The anterior cranial fossa is the most shallow and superior of the three, formed by the frontal, ethmoid, and sphenoid bones. This fossa supports the frontal lobes of the brain, which are associated with executive functions and personality. Key structures here include the cribriform plate of the ethmoid bone, which has small openings allowing the olfactory nerves responsible for the sense of smell to pass through.

The middle cranial fossa lies posterior to the anterior fossa and is slightly deeper. It is primarily formed by the sphenoid bone and the temporal bones, accommodating the temporal lobes of the brain. This area features numerous openings, or foramina, that transmit structures like the optic nerve and ophthalmic artery through the optic canal.

The posterior cranial fossa is the deepest and most posterior division, formed mainly by the occipital and temporal bones. This fossa houses the cerebellum, which coordinates movement, and the brainstem, which controls vital involuntary functions. It contains the foramen magnum, the largest opening in the skull, through which the brainstem connects with the spinal cord.

Role in Intracranial Pressure and Protection

The rigid, fixed nature of the cranial cavity is essential to its function, offering robust protection from external impact and trauma. This rigidity, however, creates a unique physiological condition regarding internal volume.

The space within the cranial cavity is fixed and contains three main components: brain tissue, blood, and cerebrospinal fluid (CSF). The relationship between these volumes is described by the Monro-Kellie hypothesis. This hypothesis states that since the total volume is constant, an increase in any one component must be compensated by a decrease in one or both of the others. This balance maintains a stable intracranial pressure (ICP), which normally rests between 7 and 15 millimeters of mercury (mmHg) in a supine adult.

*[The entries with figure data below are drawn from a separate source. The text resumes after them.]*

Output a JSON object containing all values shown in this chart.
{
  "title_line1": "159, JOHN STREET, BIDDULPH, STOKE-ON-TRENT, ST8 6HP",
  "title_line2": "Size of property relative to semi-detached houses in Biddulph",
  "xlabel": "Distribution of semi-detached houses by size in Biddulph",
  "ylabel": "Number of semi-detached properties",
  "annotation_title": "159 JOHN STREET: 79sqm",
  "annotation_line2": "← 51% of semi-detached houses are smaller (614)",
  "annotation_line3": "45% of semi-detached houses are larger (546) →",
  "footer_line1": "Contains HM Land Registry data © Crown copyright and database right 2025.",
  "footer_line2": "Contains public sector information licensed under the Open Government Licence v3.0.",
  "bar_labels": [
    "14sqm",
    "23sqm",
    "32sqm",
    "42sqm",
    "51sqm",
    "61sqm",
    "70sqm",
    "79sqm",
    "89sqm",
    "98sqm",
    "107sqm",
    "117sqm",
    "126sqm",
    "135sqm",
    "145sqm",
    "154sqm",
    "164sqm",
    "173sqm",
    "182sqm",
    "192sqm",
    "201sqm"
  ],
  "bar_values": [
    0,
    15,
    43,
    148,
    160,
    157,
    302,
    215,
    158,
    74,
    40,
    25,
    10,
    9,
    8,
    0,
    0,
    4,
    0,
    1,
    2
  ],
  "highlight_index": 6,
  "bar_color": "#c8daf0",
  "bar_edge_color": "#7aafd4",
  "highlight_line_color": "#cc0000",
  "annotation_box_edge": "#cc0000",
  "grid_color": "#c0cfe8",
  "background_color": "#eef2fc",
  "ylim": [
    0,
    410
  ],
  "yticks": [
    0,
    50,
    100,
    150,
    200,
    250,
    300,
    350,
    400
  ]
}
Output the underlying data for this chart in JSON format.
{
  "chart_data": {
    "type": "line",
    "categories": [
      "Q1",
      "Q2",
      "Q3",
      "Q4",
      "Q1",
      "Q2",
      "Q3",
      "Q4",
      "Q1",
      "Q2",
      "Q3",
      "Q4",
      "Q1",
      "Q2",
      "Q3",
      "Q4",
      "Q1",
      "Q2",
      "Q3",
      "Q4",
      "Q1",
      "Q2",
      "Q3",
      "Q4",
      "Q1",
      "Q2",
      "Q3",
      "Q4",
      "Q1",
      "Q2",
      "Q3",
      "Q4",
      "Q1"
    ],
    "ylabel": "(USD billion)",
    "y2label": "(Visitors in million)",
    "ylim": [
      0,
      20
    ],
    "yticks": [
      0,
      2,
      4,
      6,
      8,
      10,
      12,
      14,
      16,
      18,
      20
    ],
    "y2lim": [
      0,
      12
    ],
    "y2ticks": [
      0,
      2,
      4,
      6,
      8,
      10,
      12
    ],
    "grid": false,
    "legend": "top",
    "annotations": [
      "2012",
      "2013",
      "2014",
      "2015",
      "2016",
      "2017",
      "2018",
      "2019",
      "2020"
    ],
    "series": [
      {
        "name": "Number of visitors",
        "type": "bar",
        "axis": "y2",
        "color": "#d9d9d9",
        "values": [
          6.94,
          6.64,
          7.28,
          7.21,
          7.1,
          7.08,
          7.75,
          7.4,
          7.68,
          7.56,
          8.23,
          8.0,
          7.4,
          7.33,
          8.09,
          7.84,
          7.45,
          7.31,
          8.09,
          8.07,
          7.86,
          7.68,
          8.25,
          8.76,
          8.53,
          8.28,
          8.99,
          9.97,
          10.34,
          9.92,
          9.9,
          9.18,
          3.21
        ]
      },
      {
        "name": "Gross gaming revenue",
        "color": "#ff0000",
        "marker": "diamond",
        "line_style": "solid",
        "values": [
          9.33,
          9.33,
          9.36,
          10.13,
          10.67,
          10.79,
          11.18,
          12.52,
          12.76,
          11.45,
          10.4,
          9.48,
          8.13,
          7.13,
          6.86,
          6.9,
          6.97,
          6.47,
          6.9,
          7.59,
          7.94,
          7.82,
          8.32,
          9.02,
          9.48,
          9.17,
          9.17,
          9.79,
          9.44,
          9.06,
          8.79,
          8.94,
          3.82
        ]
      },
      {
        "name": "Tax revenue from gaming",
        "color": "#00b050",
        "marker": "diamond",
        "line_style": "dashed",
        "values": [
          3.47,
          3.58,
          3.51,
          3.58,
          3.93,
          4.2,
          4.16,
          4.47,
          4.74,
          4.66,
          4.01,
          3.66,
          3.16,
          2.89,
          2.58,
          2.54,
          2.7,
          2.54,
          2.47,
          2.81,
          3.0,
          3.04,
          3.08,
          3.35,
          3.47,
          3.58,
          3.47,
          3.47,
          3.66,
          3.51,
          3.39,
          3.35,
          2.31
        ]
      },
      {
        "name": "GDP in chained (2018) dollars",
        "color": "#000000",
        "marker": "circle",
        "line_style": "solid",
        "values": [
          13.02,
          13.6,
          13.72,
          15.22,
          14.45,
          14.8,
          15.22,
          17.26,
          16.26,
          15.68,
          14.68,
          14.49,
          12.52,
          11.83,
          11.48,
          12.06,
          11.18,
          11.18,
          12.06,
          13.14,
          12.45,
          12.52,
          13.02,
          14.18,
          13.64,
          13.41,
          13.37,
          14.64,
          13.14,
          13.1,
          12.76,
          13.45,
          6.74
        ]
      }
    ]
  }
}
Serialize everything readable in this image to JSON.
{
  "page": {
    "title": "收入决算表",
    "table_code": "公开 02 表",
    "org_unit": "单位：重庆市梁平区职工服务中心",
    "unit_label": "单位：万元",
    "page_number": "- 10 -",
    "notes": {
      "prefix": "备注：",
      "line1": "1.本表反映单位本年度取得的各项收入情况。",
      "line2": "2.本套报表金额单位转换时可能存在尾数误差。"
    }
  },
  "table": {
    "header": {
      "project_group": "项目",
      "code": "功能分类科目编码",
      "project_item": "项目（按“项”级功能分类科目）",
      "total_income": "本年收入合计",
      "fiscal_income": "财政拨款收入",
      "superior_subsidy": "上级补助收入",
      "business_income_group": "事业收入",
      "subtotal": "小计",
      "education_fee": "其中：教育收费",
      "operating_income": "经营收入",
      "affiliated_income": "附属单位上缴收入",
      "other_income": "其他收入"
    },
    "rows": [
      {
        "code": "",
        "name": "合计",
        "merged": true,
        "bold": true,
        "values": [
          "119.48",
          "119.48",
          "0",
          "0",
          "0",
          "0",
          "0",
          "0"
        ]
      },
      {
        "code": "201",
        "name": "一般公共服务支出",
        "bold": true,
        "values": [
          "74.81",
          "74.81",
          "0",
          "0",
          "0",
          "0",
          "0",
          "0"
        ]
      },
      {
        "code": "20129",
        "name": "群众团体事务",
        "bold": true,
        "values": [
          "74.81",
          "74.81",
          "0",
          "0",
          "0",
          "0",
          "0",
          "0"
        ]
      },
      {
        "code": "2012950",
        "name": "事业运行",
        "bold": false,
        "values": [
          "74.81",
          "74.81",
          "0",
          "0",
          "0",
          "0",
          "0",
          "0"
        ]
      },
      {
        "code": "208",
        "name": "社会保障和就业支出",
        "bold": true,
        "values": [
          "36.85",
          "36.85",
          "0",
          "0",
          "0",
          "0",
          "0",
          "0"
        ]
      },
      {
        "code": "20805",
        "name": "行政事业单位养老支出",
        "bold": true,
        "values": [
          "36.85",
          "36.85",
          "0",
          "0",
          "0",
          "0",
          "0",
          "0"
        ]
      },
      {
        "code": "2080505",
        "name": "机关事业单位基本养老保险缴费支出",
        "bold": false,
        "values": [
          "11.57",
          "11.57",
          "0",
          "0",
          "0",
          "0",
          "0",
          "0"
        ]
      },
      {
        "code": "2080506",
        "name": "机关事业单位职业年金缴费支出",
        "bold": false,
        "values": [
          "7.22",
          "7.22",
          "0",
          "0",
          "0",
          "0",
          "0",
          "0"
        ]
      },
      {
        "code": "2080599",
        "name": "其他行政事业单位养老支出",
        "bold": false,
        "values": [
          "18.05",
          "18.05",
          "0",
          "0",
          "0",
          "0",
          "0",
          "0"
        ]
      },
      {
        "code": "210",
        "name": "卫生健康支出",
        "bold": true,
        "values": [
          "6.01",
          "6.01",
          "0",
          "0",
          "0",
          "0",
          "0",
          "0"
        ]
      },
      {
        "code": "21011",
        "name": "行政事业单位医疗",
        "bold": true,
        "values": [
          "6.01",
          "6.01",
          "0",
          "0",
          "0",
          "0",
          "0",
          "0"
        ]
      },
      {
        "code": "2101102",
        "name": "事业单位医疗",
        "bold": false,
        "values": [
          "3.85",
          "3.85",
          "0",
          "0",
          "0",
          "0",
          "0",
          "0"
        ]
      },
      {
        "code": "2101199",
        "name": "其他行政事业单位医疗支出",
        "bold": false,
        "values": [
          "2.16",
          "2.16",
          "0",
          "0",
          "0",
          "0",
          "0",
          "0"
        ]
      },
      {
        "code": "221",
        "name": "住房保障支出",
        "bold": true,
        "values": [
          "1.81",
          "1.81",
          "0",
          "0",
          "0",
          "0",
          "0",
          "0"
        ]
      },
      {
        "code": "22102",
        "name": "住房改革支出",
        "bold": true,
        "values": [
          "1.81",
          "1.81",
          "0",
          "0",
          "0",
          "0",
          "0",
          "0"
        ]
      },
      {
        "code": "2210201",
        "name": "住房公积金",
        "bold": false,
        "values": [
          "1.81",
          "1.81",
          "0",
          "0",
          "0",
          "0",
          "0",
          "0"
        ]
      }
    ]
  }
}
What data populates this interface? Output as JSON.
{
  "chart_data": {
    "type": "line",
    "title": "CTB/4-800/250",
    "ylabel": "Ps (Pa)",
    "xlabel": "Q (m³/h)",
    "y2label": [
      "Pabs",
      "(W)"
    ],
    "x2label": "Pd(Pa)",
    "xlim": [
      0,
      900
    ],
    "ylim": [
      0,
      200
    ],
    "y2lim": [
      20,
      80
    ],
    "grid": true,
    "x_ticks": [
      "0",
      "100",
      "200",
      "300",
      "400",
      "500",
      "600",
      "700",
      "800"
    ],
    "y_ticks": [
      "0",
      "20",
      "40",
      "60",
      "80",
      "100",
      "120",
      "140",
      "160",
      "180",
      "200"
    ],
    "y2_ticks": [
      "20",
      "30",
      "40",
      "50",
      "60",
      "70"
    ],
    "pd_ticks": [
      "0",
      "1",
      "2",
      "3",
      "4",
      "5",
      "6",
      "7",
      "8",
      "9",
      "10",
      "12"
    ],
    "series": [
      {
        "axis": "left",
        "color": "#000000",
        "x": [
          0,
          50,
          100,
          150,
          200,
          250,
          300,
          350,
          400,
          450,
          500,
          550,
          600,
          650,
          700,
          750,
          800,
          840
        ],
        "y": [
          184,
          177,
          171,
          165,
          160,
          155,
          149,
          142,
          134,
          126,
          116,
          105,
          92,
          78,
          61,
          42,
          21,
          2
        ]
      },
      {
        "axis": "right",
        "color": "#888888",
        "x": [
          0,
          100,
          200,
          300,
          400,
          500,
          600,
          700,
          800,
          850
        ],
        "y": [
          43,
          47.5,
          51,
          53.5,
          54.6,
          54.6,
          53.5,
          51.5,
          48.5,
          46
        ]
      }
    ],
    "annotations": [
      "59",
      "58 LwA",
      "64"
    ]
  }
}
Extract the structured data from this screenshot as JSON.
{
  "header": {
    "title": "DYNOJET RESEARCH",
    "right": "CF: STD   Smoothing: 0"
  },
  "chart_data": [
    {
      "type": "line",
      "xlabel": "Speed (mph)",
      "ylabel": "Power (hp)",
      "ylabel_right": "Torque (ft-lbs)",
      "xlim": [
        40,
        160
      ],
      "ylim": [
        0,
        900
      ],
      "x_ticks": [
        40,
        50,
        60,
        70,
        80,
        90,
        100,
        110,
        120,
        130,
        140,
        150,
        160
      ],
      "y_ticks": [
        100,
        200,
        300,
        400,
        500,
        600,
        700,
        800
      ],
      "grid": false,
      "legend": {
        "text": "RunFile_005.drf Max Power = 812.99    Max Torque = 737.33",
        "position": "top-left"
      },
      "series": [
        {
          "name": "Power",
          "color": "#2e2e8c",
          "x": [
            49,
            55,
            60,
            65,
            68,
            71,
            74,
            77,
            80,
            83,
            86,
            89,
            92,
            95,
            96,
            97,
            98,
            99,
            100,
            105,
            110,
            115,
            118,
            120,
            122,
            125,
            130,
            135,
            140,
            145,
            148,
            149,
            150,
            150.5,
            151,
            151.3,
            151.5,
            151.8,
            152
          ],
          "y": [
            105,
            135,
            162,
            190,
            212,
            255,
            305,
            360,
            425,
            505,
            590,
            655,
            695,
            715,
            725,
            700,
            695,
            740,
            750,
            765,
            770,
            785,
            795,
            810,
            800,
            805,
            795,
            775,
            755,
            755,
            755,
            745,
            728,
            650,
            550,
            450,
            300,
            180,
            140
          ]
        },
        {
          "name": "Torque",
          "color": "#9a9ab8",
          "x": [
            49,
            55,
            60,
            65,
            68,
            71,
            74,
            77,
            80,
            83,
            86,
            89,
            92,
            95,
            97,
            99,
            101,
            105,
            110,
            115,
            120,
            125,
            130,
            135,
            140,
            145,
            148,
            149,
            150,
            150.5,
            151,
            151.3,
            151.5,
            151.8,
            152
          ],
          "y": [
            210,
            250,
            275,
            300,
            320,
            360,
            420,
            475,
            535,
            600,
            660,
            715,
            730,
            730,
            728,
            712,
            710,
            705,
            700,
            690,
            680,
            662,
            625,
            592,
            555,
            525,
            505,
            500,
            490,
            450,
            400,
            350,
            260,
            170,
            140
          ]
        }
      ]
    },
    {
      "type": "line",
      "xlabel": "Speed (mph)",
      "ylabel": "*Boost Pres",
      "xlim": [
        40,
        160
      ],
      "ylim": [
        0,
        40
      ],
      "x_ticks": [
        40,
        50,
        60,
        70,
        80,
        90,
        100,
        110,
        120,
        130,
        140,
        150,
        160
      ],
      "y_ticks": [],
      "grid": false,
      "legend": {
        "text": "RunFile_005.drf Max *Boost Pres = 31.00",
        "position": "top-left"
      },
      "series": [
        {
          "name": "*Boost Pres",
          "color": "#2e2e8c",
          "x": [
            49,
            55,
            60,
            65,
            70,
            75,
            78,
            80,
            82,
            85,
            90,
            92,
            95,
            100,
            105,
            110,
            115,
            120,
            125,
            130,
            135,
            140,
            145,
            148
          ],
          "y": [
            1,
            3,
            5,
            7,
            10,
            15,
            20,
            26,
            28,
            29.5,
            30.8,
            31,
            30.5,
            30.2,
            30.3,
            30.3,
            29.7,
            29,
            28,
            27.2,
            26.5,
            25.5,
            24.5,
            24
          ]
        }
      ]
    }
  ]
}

When a condition such as a hemorrhage, tumor growth, or swelling occurs, the volume of one component increases, rapidly raising the intracranial pressure. This increase in pressure can lead to a reduction in blood flow to the brain tissue, a condition known as ischemia. If the pressure remains elevated, it can cause brain herniation, where brain tissue is displaced and squeezed through openings in the skull base, leading to life-threatening neurological damage.